The Spooky Side of Palermo: Catacombe dei Cappuccini

I have a friend who has been everywhere and visited the most weird places on earth. Who does not have a friend like this one? This friend of mine enjoys the most improbable museums and he always manages to find them even in the tiniest village. Therefore it is no surprise that it was him who first told me about this very spooky place in the heart of Palermo. A place which is, however, not exactly a museum […]

Spooky Catacombs in Palermo

If you are attracted to mysteries and to the spookiness of sacre and profane intertwining, than Catacombe dei Cappuccini (Catacombs of the Capuchins) in Palermo is for you a must-see. I went there with my husband and he was looking forward to visit this place as much as me, if not more. So we took a bus to the Cuba neighbourhood and went checking it with our own eyes.

The catacomb is open to public and it extends underneath a convent of the 16th century. What is so spooky about this place besides being a catacomb? In here, contrary to the Catholic Church’s preference of burying the dead on the ground,  thousands bodies of monks, priests and noble men are hanged with ropes on the walls. All dressed up. All perfectly mummified.

Monks hanged the bodies on the wall next to each other but some had their personal showcase.
Mummified child with the very ‘lively’ gesture of wanting to reach you with her small hand.
Mummies on the wall of the Catacomb.
the mummies

The first body was put there at the end of the 16th century; the last in the 19th century. Children have a place there too and, as it is predictable, were the most disturbing ones. It is known indeed that death and innocence create a great horror team. However, it is the exceptional status of preservation of one child in particular that stole everyone’s attention. The 2 years-old Rosalia Lombardo deceased in 1920 due to pneumonia appears to be dead for no more than a couple of days.

To say that it is not for every-day to see a mummified body is an understatement. Yet what truly fascinated me the most was the reason behind this alternative way of honouring the dead. In these crypts corps were mummified and put up for show not for tourists to enjoy, but to let them continue to project their power within the community they were once living into.

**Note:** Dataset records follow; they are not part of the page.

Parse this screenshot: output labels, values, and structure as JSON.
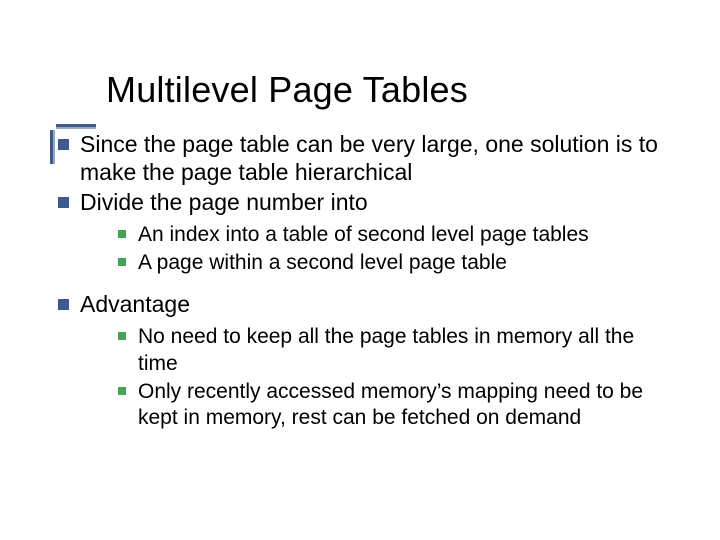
{
  "title": "Multilevel Page Tables",
  "bullets": {
    "p1": "Since the page table can be very large, one solution is to make the page table hierarchical",
    "p2": "Divide the page number into",
    "p2_sub": [
      "An index into a table of second level page tables",
      "A page within a second level page table"
    ],
    "p3": "Advantage",
    "p3_sub": [
      "No need to keep all the page tables in memory all the time",
      "Only recently accessed memory’s mapping need to be kept in memory, rest can be fetched on demand"
    ]
  }
}
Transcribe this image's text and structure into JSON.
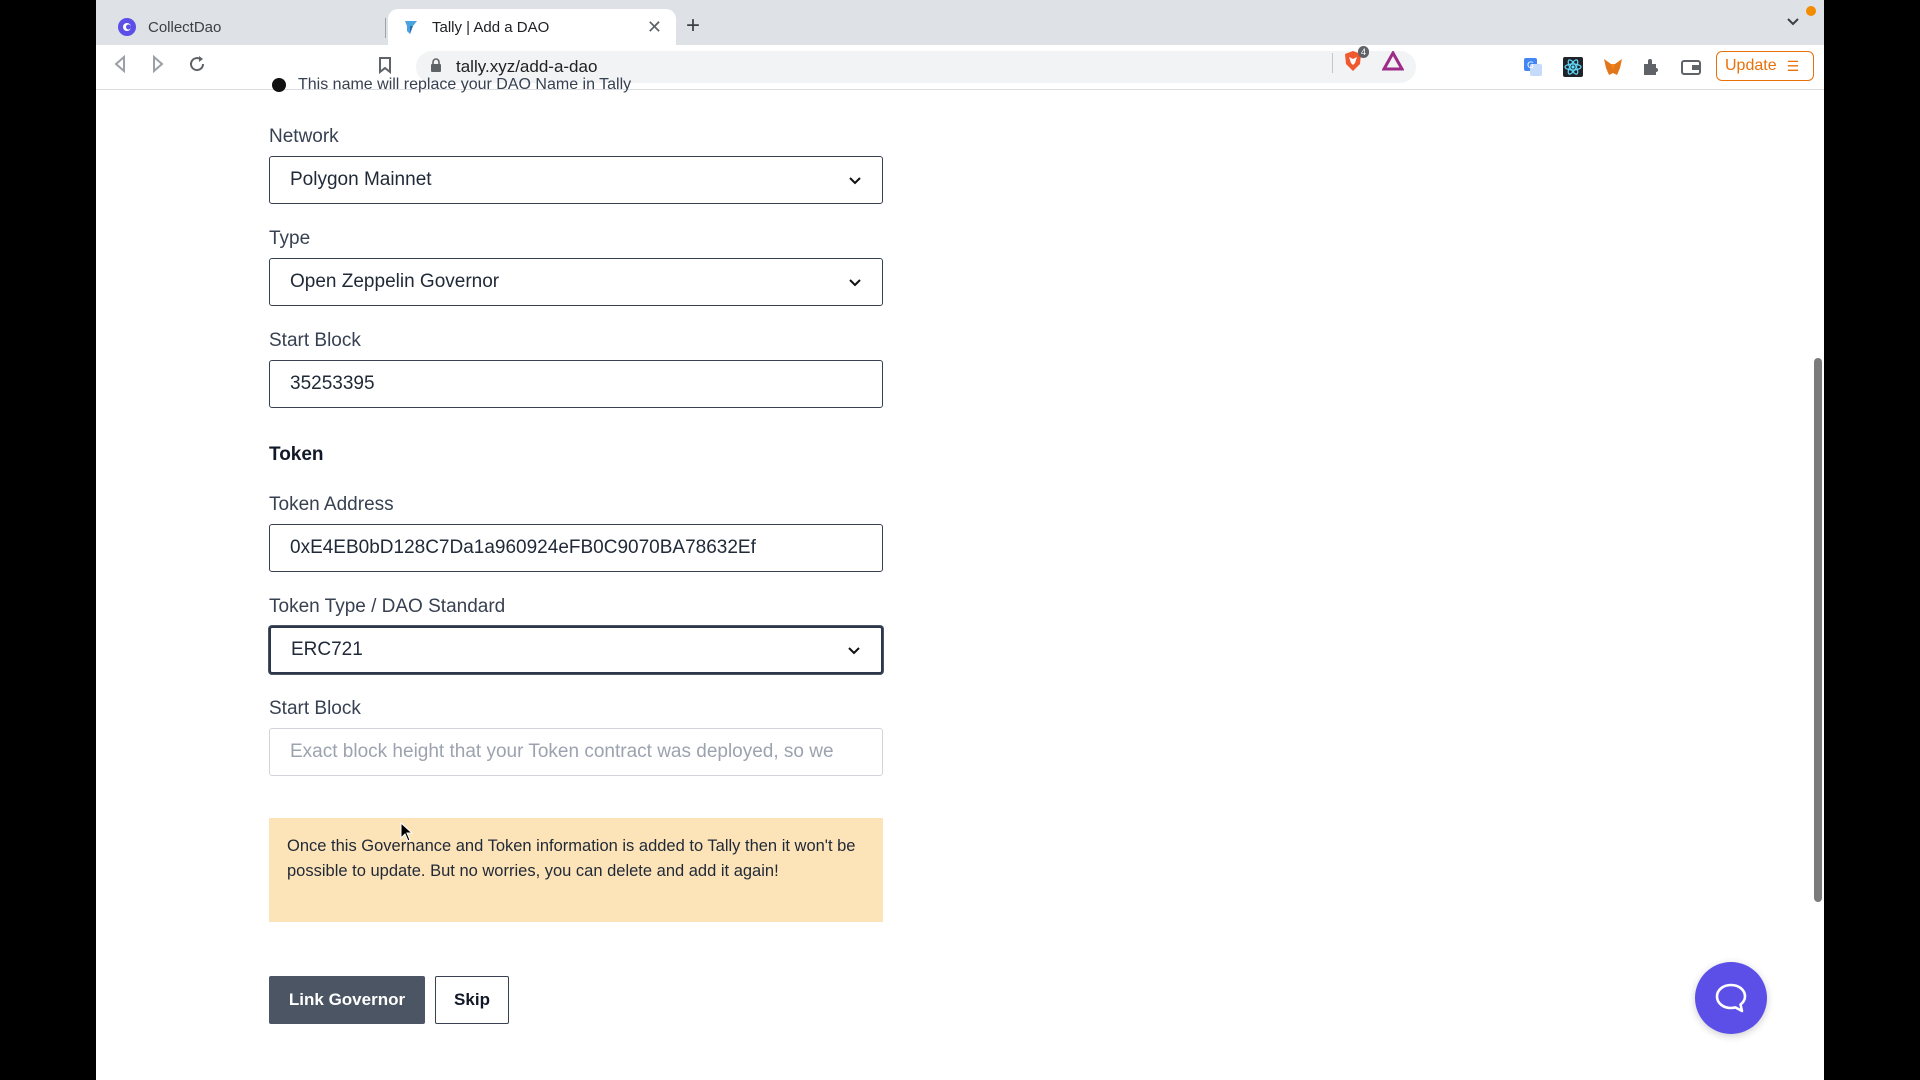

“Death comes equally to us all, and makes us all equal when it comes.” There are the words of an Irish Sermon, but these monks who for centuries kept looking for formulas to better preserve these corps must have believed otherwise. All the dead in the catacomb are not like any other dead. These bodies did not loose their dignity to the worms. Their flesh survived the decay forced upon by time. These people received a miracle that was flaunted publicly to claim once again the power of their social status. A power that goes beyond the end of their life in this world.

Death and tourism

And yet, something must have gone wrong in time. This trip in the catacomb, beside the obvious spooky effect, felt like partaking in a Dantesque travel through the underworld. Dante Alighieri is the most famous Italian writer and in its masterpiece he imagines to travel through hell where all the people he meets are condemn to expiate their worst sin in life through a punishment that is somehow opposite to their evil side. As I see it, the mummies of the catacombs – who in life had the vanity of wanting their bodies to survive with dignity – are now being punished by having to undergo the scrutiny of thousands of tourists.

And it was with these thoughts in mind that it was especially nice to also be back amongst the living again: “and thence we came forth to see again the stars.” (Dante)

Via Maqueda, one of the main streets of Palermo.